Ball rolling along a see-saw

Question

Suppose we have a see-saw which is 2 metres long, whose mid-point is connected to a fulcrum which is 0.5 metres tall. The see-saw has a mass of 1kg, and has uniform thickness and density. The see-saw starts with one side up, and hence has a slope of 30 degrees (or pi/6 radians).

You place a ball of mass $m$ on top of the see-saw. It starts rolling down the see-saw, but as it rolls, it starts pushing that side of the see-saw down.

If the ball is too light, the see-saw will not swivel much and the ball will roll off the right hand side of the see-saw. If the ball is too heavy, the ball won't roll much, and instead will push the see-saw down quickly, and will end up rolling off the left hand side of the see saw. The question is: what must the mass of the ball be such that it gets stuck in a dynamic equilibrium.

That is, for the first phase (up until the ball reaches the fulcrum) the ball's gravitational potential energy is converted into kinetic energy both of the ball, and of the see-saw. When the ball is at the fulcrum, the see-saw is perfectly flat and the ball and see-saw have both reached their maximum velocity. In the second phase, the ball starts rolling up the right hand side of the see-saw. The right side of the see saw is still swivelling up, although it's slowing down as the ball presses on it. The ball reaches the top of the see-saw, and then starts rolling down again; repeating the process.

NB Assume no friction or air resistance. Model the see-saw as being arbitrarily thin. Neglect the rotational energy of the ball (ie assume the ball is a point mass).

I have not attempted to solve this problem analytically (this would require differential equations, I'd imagine). I have used a spreadsheet model, though, to determine that the mass of the ball should be about 0.13 kg, in which case it reaches the fulcrum at around t=0.7 seconds (this was with a model in which time has a 'granularity' of 0.01 seconds).

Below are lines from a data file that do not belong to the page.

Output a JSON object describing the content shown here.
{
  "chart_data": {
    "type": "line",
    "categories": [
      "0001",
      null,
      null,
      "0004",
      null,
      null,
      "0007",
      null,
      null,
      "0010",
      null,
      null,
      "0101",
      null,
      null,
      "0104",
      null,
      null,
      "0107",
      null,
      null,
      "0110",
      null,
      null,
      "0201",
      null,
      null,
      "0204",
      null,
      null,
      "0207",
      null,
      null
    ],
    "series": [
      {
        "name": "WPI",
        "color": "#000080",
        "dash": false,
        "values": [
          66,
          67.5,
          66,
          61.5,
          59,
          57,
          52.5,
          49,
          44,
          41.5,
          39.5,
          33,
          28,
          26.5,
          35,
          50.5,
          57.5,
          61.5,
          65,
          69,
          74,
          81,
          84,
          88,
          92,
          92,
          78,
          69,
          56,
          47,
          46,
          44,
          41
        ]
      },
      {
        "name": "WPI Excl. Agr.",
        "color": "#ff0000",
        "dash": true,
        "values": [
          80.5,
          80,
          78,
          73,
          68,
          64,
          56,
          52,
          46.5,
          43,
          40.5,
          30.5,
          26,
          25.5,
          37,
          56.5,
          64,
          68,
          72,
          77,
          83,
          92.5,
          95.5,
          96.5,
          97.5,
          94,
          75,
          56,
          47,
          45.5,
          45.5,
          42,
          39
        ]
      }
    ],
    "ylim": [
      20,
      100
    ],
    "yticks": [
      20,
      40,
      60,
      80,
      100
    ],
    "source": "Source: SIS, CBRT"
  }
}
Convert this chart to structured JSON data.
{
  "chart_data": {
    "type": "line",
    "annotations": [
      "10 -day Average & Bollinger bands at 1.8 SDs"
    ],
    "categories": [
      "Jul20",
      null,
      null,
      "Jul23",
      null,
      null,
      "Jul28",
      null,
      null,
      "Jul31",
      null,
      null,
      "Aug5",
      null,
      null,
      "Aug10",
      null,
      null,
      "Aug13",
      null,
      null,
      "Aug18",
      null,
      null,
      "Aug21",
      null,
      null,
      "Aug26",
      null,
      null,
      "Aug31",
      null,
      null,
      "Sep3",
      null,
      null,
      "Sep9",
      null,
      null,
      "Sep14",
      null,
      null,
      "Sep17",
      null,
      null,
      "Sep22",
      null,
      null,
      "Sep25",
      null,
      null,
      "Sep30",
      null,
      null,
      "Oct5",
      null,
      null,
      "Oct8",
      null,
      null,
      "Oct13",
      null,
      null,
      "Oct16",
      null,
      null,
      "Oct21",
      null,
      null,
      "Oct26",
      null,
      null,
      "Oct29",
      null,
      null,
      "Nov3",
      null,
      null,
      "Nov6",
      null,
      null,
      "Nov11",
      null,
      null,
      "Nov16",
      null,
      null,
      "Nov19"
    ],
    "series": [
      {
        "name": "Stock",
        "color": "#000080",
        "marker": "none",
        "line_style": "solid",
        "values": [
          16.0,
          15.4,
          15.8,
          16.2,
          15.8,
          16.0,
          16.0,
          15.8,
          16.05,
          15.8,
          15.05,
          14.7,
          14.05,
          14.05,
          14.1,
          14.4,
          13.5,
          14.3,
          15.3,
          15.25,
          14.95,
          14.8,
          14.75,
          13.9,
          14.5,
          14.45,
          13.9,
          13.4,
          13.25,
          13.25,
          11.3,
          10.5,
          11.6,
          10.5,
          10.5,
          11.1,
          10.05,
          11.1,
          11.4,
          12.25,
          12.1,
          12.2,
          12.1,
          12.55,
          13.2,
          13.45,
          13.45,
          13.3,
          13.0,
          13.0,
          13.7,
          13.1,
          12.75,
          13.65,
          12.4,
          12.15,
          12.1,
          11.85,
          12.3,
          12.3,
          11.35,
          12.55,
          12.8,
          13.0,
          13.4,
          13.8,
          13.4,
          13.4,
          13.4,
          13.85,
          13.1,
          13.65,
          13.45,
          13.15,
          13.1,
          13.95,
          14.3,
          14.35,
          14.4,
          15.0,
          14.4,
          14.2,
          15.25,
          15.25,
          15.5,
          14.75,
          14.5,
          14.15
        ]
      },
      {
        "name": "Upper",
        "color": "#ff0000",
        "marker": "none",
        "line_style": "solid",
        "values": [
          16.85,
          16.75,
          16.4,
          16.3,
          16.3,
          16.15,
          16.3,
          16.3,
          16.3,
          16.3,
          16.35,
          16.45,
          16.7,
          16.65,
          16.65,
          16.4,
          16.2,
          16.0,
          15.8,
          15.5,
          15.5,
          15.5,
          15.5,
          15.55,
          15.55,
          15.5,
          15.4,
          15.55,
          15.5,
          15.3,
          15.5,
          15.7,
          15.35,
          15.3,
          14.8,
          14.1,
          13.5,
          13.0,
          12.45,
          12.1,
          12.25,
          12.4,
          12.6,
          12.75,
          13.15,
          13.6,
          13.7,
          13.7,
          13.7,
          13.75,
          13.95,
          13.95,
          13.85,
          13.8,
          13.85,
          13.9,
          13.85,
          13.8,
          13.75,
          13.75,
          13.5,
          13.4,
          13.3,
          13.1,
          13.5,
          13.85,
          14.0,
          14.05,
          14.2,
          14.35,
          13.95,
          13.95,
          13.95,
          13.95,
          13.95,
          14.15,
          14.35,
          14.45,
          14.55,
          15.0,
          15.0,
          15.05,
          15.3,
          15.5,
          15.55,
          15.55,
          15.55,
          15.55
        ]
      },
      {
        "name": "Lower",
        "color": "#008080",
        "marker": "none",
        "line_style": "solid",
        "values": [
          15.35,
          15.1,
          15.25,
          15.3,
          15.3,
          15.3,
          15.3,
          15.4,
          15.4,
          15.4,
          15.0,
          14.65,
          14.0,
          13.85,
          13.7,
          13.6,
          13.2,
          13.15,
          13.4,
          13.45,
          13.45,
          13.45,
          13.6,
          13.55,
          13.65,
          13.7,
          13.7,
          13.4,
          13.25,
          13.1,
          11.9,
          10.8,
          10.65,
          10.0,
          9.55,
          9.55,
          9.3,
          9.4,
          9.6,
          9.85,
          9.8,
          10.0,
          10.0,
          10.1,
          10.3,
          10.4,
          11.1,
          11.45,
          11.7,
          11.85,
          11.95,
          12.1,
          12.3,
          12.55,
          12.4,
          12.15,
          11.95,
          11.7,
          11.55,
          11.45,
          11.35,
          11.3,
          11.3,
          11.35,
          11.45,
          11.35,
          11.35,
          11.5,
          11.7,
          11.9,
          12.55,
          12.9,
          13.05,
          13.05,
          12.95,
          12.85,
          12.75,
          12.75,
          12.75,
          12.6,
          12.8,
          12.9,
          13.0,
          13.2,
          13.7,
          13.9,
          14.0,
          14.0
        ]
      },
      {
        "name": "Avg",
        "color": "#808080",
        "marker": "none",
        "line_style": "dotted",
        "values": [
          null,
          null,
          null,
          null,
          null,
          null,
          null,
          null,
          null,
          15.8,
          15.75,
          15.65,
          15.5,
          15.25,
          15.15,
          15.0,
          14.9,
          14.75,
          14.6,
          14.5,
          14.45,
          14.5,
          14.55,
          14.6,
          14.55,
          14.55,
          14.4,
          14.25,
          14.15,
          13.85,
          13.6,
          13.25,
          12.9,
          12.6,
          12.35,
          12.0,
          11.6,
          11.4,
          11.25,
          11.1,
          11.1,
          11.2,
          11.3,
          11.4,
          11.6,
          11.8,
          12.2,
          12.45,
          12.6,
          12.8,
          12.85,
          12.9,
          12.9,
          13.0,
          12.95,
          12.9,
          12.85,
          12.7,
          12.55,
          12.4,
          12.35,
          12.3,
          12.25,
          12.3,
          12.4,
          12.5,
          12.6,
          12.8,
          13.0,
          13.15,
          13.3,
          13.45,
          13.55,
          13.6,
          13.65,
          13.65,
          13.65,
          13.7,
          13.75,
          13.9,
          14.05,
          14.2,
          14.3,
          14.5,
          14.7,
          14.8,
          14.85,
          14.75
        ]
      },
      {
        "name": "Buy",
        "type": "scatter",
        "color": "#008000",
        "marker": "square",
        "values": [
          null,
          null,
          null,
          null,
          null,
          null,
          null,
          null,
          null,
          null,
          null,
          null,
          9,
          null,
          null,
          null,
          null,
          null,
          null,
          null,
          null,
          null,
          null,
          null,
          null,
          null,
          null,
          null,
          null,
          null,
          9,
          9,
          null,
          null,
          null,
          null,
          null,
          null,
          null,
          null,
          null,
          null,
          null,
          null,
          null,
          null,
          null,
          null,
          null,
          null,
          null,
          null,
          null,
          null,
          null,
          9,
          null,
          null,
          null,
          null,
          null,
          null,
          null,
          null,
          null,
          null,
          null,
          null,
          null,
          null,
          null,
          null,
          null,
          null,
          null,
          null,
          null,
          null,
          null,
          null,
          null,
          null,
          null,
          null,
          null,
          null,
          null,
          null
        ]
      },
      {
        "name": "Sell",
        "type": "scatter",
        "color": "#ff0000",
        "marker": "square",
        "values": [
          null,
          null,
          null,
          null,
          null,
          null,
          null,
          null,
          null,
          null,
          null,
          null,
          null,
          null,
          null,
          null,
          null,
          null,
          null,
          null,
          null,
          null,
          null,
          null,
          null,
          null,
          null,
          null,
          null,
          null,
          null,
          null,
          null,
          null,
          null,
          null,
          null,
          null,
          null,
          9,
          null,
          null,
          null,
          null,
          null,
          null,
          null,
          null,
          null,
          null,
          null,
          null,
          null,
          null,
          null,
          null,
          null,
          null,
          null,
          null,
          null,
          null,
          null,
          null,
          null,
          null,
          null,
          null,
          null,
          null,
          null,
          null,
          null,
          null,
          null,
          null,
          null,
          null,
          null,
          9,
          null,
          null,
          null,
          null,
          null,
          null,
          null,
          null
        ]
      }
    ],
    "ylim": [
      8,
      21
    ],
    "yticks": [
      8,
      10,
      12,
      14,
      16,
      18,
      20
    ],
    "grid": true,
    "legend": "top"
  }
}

Bonus points: Determine the curve that the ball traces. I think it should be a parabola.

Answer 1

HINT

The system has two degree of freedom

• $\theta$ rotation of the see-saw, positive clockwise
• $s$ position of the ball along the see-saw, positive toward the right with origin at the fulcrum

then the equatons of the motion are

• $I\ddot \theta=ms\cos \theta$ with $I=I_0+ms^2$ rotational inertia of the system with respect to the fulcrum
• $m\ddot s=mg\sin \theta\implies \ddot s=g\sin \theta$

to be solved according to the initial conditions

• $s(0)=-1$
• $\dot s(0)=0$
• $\theta(0)=\frac{\pi}6$
• $\dot \theta(0)=0$

If we assume small rotation for the see-saw we have

• $I\ddot \theta=ms$

• $\ddot s=g\theta$

Answer 2

With

$m_{b}$ Ball mass

$J_{b}$ Ball inertia moment

$J_{s}$ See-saw inertia moment

$r_{b}$ Ball radius

$\theta$ See-saw angle

$\rho$ Ball distance from the fulcrum.

and using Lagrangians the modeling is straigthforward. The kinetic energy can be represented as

$$ T=\frac{1}{2}J_{b}\left(\frac{\dot{\rho}}{r_{b}}\right)^{2}+\frac{1}{2}J_{s}\dot{\theta}^{2}+\frac{1}{2}m_{b}\left(\rho\dot{\theta}\right)^{2}+\frac{1}{2}m_{b}\dot{\rho}^{2} $$

and the potential energy as

$$ V=-m_{b}g\rho\sin\theta $$

the Lagrangian reads

$$ L=T-V $$

so the Euler-Lagrange equations are obtained from

$$ \frac{\partial L}{\partial\phi}-\frac{d}{dt}\left(\frac{\partial L}{\partial\dot{\phi}}\right)=0,\;\phi=\left\{ \theta,\rho\right\} $$

giving

$$ \left\{ \begin{array}{rcl} \ddot{\theta} & = & \frac{m_{b}(g\cos\theta\rho-2\rho\dot{\rho}\dot{\theta)}}{J_{s}+m_{b}\rho^{2}}\\ \ddot{\rho} & = & \frac{m_{b}r_{b}^{2}(\rho\dot{\theta}^{2}+g\sin\theta)}{J_{b}+mr_{b}^{2}} \end{array}\right. $$

This is an inherently unstable system so no dynamic equilibrium is possible without external inputs.